I've just put up a post about pictures from other people's blogs which have especially stuck in my memory.

Amongst these, I've mentioned your one of your garden in spring which you had at the head of your blog for a while.

I can't work out how to make links to photos on blogs in situ so I'm wondering if you would mind if I copied it onto my blog - together with a link to yours.

I'd be grateful if you would let me know.

(I think you still have it on your web site?)

Lucy
LOOSE AND LEAFY

Barbee' said...

Philip (California, USA): Thank you for your kind words and for visiting and leaving a comment. Sorry about your Hollyhocks. I think for a cottage garden there is nothing that could quite take their place. I just need to get this problem figured out and take care of it.

Muddy Boot Dreams (British Columbia, Canada): Oh my, well, I am glad you were able to protect it. I was not familiar with Parrotia trees so I had to Google it. Found good information about it and its culture RIGHT HERE. I saw another lovely photo of one in its autumn colors. I see what you mean.

Mr. Mc's Daughter (Illinois, USA): Thank you for your interesting input. Re. the link: You are welcome :)

Kathleen (Colorado, USA): Thank you, Kathleen, and thank you for feeding the bumblebees :)

Andrea (Ontario, Canada): OK, Andrea, you are going over my head with this one (don't you wonder where those idioms come from!), did I miss one of your posts about red beetles?? Perhaps about Lily beetles? Or, are you trying to tell me that is what is wrong with the hollyhocks?! You got me with this one, but thanks for the kudos.

Andrea said...

Oh I was just mentioning that because I saw it in my inlaws garden and wasworried.

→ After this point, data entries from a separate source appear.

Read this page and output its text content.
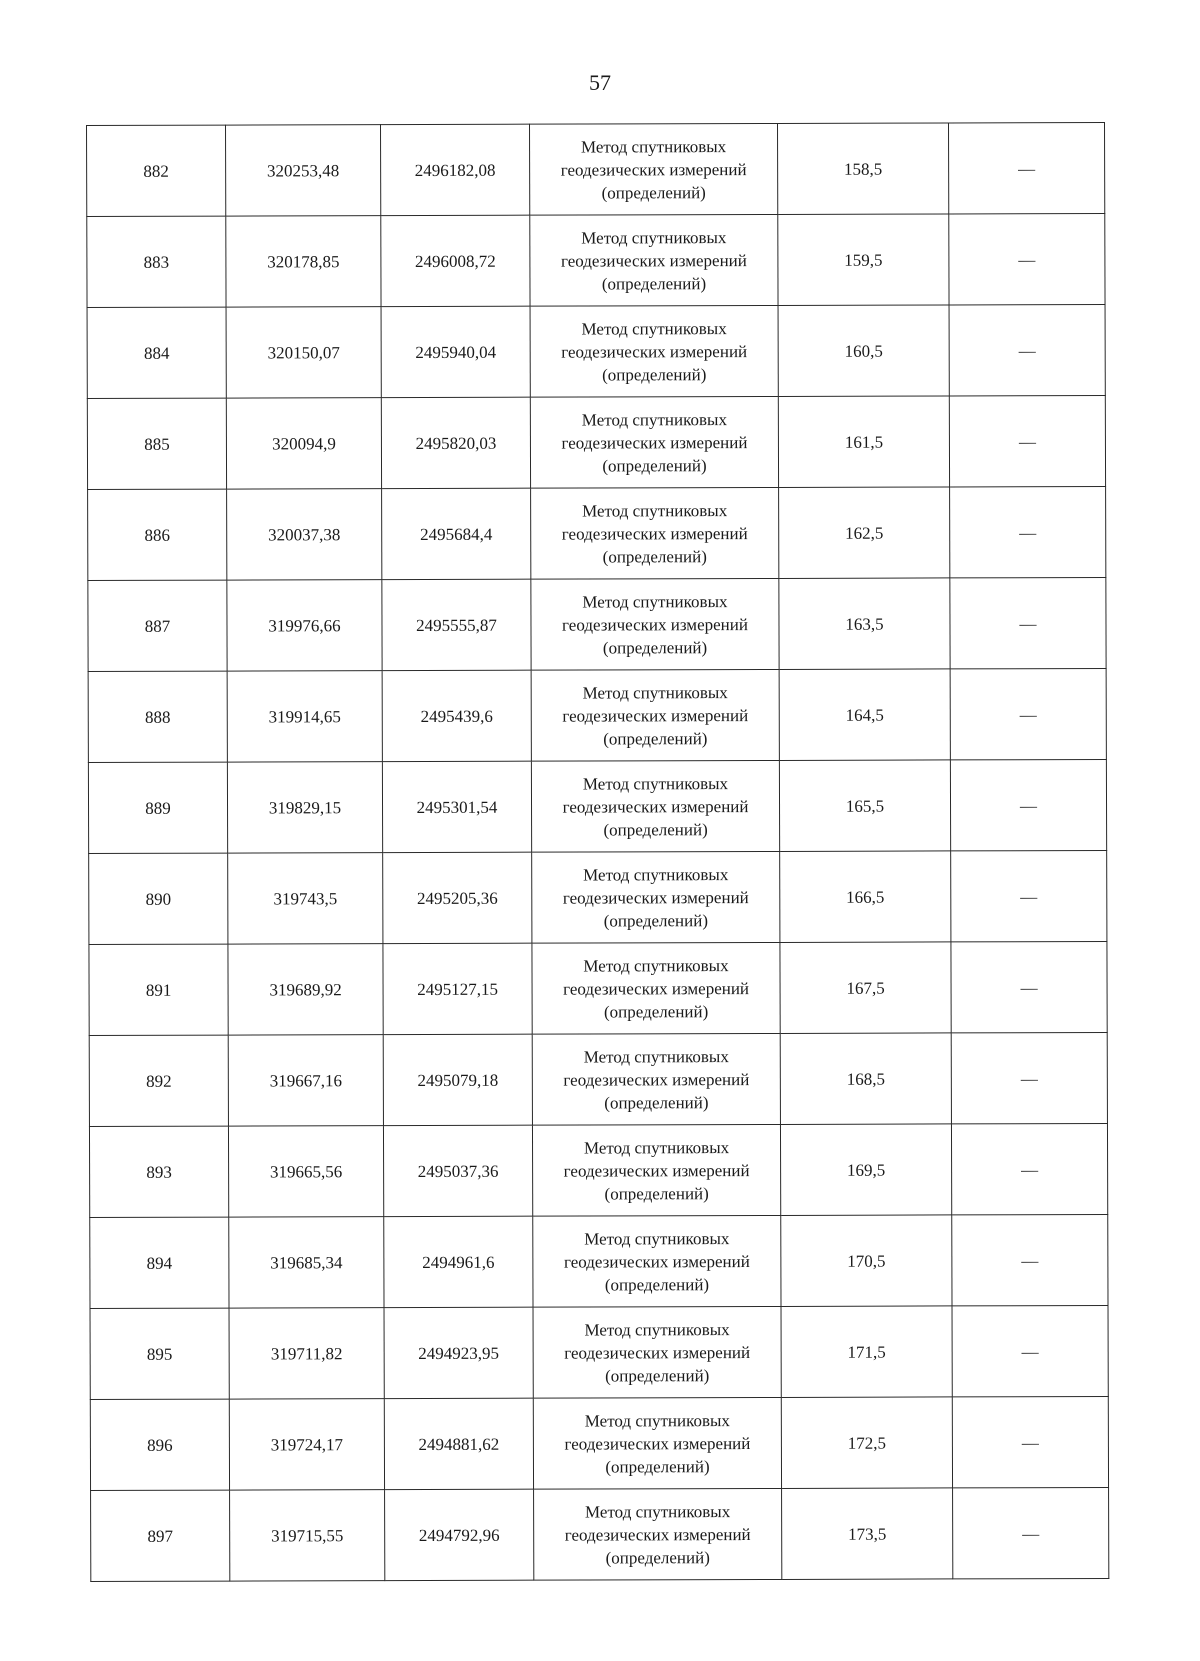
57
882	320253,48	2496182,08	Метод спутниковых
геодезических измерений
(определений)	158,5	—
883	320178,85	2496008,72	Метод спутниковых
геодезических измерений
(определений)	159,5	—
884	320150,07	2495940,04	Метод спутниковых
геодезических измерений
(определений)	160,5	—
885	320094,9	2495820,03	Метод спутниковых
геодезических измерений
(определений)	161,5	—
886	320037,38	2495684,4	Метод спутниковых
геодезических измерений
(определений)	162,5	—
887	319976,66	2495555,87	Метод спутниковых
геодезических измерений
(определений)	163,5	—
888	319914,65	2495439,6	Метод спутниковых
геодезических измерений
(определений)	164,5	—
889	319829,15	2495301,54	Метод спутниковых
геодезических измерений
(определений)	165,5	—
890	319743,5	2495205,36	Метод спутниковых
геодезических измерений
(определений)	166,5	—
891	319689,92	2495127,15	Метод спутниковых
геодезических измерений
(определений)	167,5	—
892	319667,16	2495079,18	Метод спутниковых
геодезических измерений
(определений)	168,5	—
893	319665,56	2495037,36	Метод спутниковых
геодезических измерений
(определений)	169,5	—
894	319685,34	2494961,6	Метод спутниковых
геодезических измерений
(определений)	170,5	—
895	319711,82	2494923,95	Метод спутниковых
геодезических измерений
(определений)	171,5	—
896	319724,17	2494881,62	Метод спутниковых
геодезических измерений
(определений)	172,5	—
897	319715,55	2494792,96	Метод спутниковых
геодезических измерений
(определений)	173,5	—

The beetles were BREEDING.

Barbee' said...

Andrea: Whew! That's a relief! I have read that the red lily beetles (red beetles, not red lilies) are prolific breeders and can be caught and killed two at a time because of it. Wonder if that was what you saw.

Andrea said...

Weird!!! That was EXACTLY what I saw. They saw me and what they do is they fall off the leaves before you can grab them and onto their backs because they arn't easy to see with the soil around them. But because they were breeding, I nabbed the two and squished them. I felt back for doing so, especially when they were obviously in the middle of something very important. Im fairly sure if I was having sex, I wouldnt' appreciate being squished right in the middle of it. Of course, I wouldn't fall off a leaf and land on my back. haha OH-KAY, Halting all conversation there. :P

-Andrea

Barbee' said...

OK, Andrea has had it with this conversation, but if anyone else is reading this: the red beetles called lily beetles (or something like that) are attacking people's Asian lilies and perhaps other kinds of lilies. They multiply like fleas. Because they do drop off like that it is good to hold a container of soapy water, or water with oil on the surface, or some such stuff under the leaf and they will fall in. Similar to Japanese beetles' behavior. Better to Google it and read for yourself.

Barbee' said...

Lucy (England): What a great surprise, thank you! Yes, I will work with you and get that done.